78The Law Society argues there is no basis for the suggestion that the hearing panel viewed the costs order as a way to punish the appellant. In any event, the hearing panel took the appellant’s arguments regarding costs into account in exercising its discretion and the appellant has not identified any basis on which to set aside the costs award.
Analysis
79Costs decisions are, by their nature, discretionary and fact-dependent. A costs order should not be disturbed if the panel weighed the proper factors in reaching its conclusion17 and the costs fall within the range of reasonableness.
80In this case, the appellant has not pointed to any error by the hearing panel in assessing costs.
81The hearing panel considered the arguments made by the appellant on costs. It found that the reduced costs were reasonable for a four-day hearing and consistent with the expectations of the parties. At para 143, the hearing panel explicitly acknowledged the duplication of work which led to a lower costs award.
82There is no basis to disturb the hearing panel’s costs award. This ground of appeal is dismissed.
CONCLUSION
83The appeal is dismissed.
84If the parties cannot agree on costs, the Law Society may file written submissions of no more than four single-spaced pages, apart from a bill of costs and any authorities, within 14 days of the date of these reasons.
85Any responding submissions should also be in writing, no more than four single-spaced pages in length, and any authorities and be filed within 28 days of the date of these reasons.
Footnotes
- Law Society of Ontario v Sood and Mann, 2025 ONLSTH 152.
- Law Society of Ontario v Manilla, 2021 ONLSTA 25 at para 10.
- 2022 ONSC 1951 at para 73.
- Law Society of Ontario v Watson, 2025 ONLSTA 7 at para 38.

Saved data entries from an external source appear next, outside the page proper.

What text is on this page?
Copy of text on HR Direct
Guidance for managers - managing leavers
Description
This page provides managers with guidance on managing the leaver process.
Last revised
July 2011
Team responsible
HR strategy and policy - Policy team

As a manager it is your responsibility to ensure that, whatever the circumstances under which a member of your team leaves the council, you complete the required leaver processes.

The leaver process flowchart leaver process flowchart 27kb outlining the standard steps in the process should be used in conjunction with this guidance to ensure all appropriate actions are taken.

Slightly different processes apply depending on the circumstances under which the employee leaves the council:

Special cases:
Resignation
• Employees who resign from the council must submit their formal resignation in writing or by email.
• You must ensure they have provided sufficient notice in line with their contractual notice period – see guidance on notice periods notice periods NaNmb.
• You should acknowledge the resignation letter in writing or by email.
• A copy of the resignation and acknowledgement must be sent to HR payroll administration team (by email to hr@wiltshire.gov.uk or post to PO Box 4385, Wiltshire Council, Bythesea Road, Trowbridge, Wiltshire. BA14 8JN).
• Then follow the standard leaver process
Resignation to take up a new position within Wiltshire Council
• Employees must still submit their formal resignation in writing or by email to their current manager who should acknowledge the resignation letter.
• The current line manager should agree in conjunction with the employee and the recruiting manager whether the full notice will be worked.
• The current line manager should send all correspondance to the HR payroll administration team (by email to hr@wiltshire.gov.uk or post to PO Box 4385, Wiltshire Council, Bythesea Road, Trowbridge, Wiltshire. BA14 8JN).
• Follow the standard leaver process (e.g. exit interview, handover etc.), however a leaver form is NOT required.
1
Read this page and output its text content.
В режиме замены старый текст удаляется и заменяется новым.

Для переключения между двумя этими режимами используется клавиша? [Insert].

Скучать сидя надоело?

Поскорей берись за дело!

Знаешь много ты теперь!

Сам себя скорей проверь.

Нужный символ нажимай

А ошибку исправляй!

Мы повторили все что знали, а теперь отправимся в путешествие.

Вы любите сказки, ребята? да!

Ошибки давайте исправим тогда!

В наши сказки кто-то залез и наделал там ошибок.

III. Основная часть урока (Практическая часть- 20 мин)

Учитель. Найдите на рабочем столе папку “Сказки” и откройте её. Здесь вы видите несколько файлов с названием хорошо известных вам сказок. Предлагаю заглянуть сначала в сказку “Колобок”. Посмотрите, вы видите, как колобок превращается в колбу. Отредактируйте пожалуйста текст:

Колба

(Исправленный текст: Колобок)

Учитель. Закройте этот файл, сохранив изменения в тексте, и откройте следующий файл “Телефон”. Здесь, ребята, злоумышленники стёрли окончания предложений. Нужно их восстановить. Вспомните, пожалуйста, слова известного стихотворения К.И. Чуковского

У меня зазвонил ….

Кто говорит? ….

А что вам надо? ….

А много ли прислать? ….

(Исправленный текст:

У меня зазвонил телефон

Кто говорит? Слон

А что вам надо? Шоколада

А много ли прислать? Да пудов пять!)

- Afolabi v. Law Society of Ontario, 2025 ONCA 257 at para 60.
- 2008 SCC 53.
- At para 46.
- McDougall at para 46.
- 2018 ONLSTH 45 at para 45.
- Nguyen at para 47.
- Nguyen at para 55, quoting Law Society of Upper Canada v Yungwirth, 2013 ONLSAP 24.
- Nguyen at para 56.
- Nguyen at para 51.
- Law Society of Ontario v Nguyen, 2020 ONLSTA 10 at para 53.
- Bishop v Law Society of Upper Canada, 2014 ONSC 5057 (Div. Ct.) at para 31.
- Bishop at para 31.
- Law Society of Ontario v Bahimanga, 2019 ONLSTA 25 at para 109.